Protesters read in front of the Bismarck Veterans Memorial Library on March 1, 2025, to express their opposition to a bill that would force libraries to remove and relocate content. (Michael Achterling/North Dakota Monitor)
Members of the North Dakota Republican Party State Committee finally said the quiet part out loud.
This year’s controversial library content bill was not about protecting kids from pornography or obscene material.
The bill was more about anti-LGBTQ+ views, as evidenced by a resolution adopted by the NDGOP State Committee at its recent reorganization meeting.
The resolution that chastises the governor for vetoing Senate Bill 2307 doesn’t mention books. Or libraries.
It describes the bill as “a necessary measure to safeguard children from dangerous, irreversible medical interventions and harmful ideologies that threaten their health, identity and development.”
It goes on to state that the state Republican Party “stands for parental rights, biological reality, and the protection of children from coercion, confusion, and irreversible harm.”
The resolution calls on Republican lawmakers to make it a priority in the 2027 session to pass legislation that “fully protects children from gender transition procedures and other harmful interventions.” (Lawmakers already banned gender-affirming care for minors in 2023, so it’s unclear what they’re calling for here. The law faces a court challenge. And doctors have testified that gender transition surgeries were not performed on minors in North Dakota, even before the law.)
The resolution does not call on lawmakers to do anything related to libraries or so-called obscene material, which is what proponents of the bill focused on during the session. The bill would have required school and public libraries to relocate books deemed “sexually explicit” to areas not easily accessible by minors. It proposed that state’s attorneys investigate and prosecute violations.
The anti-LGBTQ+ sentiment was apparent during the session, with the sponsor of the bill passing out a list of the most challenged library books, many of which had LGBTQ+ characters or themes. Another bill supporter pointed to controversy surrounding a book in a school library that was part of an LGBTQ+ graphic novel series. But the resolution makes it clear that the bill took aim at giving children access to LGBTQ+ books.
The resolution carries no weight and doesn’t even necessarily reflect the views of a majority of North Dakota Republican Party members. But it was supported by a majority of NDGOP district chairs who participated in the June 14 meeting, signaling the type of candidates these districts are likely to endorse. Republicans hold all elected state offices and supermajorities in the Legislature.
The State Committee adopted another resolution expressing anti-LGBTQ+ views as Bismarck-area community members gathered across the street at the Capitol grounds for an annual Pride event.
A resolution meant to support two-parent families defines marriage as a “sacred covenant between one man and one woman.” It references the “biological reality of male and female” and says families “anchored by a married mother and father” are essential to society.
The issue of same-sex marriage was raised in the 2025 legislative session, with the North Dakota House approving a resolution opposing it and the Senate later defeating the resolution.
The fact that the Republican-majority in the Legislature had already waved the white flag on some culture war topics didn’t stop the State Committee from charging ahead.
Members also adopted a resolution that advocates for making it a crime to get an abortion or assist someone in ending a pregnancy.
It’s a position that some North Dakota anti-abortion advocates have opposed and party members who participated in last year’s state convention rejected.

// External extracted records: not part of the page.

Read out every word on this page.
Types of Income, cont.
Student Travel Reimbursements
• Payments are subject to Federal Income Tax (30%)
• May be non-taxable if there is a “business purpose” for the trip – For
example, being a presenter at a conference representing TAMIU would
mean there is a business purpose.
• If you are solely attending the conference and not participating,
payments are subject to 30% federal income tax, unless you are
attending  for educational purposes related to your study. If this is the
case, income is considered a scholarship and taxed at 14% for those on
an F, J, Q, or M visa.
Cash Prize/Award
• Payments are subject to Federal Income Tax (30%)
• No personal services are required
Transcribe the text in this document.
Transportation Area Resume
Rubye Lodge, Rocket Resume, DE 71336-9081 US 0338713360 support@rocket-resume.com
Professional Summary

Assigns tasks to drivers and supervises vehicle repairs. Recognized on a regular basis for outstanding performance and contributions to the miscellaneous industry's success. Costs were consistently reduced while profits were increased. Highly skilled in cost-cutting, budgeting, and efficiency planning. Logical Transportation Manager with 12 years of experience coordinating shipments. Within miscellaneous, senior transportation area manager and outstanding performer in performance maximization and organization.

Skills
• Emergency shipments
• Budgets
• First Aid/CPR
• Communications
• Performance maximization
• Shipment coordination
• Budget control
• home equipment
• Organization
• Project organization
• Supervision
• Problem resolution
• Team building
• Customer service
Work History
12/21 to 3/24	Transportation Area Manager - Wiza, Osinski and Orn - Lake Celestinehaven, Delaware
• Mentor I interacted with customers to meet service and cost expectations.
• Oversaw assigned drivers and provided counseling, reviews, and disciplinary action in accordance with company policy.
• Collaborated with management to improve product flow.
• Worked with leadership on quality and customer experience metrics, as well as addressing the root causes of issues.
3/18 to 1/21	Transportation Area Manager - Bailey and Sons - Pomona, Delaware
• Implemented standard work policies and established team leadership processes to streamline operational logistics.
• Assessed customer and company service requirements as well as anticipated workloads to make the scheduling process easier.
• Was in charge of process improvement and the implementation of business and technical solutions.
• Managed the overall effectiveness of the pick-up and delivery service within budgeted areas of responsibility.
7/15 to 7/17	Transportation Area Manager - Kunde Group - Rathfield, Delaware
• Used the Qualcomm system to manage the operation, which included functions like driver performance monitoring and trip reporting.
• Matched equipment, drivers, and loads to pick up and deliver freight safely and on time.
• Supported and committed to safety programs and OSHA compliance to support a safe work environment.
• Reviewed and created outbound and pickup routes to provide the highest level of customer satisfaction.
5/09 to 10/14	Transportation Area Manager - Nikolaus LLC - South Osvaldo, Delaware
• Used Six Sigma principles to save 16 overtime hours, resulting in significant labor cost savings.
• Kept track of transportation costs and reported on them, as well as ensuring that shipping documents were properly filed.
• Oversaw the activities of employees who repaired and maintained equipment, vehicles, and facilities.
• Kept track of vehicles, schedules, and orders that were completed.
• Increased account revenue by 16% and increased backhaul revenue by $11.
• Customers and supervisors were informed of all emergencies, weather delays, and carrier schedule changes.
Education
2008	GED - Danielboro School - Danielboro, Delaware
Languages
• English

The resolution says “preborn human beings are entitled to the full and equal protection of the laws that prohibit violence against other human beings.”
In addition, it states “anyone who purposefully ends the life of a preborn child is legally answerable for the crime, whether they be a principal offender, accomplice, or co-conspirator of the act.”
The resolution also notes that medication abortion is readily accessible and “abortion will remain widespread and legal in North Dakota as long as abortions can be self-administered with impunity.”
Sen. Janne Myrdal, R-Edinburg, a stalwart anti-abortion advocate in the Legislature, opposed the similarly worded resolution considered at the state convention last year. In an interview this week, Myrdal said she hadn’t seen the latest version but continues to disagree with the approach.
“I just don’t think there’s any purpose in putting women in jail,” Myrdal said.
During the legislative session earlier this year, lawmakers voted down a fetal personhood bill that would have allowed women who obtain abortions to be charged with murder.
North Dakota in 2023 outlawed all abortions except when the pregnancy posed a serious health risk to the life of the mother, or in cases of rape or incest in the first six weeks of pregnancy. That law was deemed unconstitutional and struck down by a district court judge last fall, who found that women have a right to obtain an abortion until the point of fetal viability. The North Dakota Supreme Court has yet to rule on the state’s appeal.
State Committee members also supported the display of the Ten Commandments on government property and public schools, similar to legislation that failed earlier this year.
Brady Pelton, chair of Bismarck’s District 32, said he was “extremely disappointed” with some of the resolutions. He said the resolutions, which passed with split votes, didn’t go through the usual vetting process and don’t fully reflect the views of North Dakota Republicans.
Even though these resolutions carry no weight, they’re an indication that the push for culture war bills that many North Dakotans are tired of is likely to continue.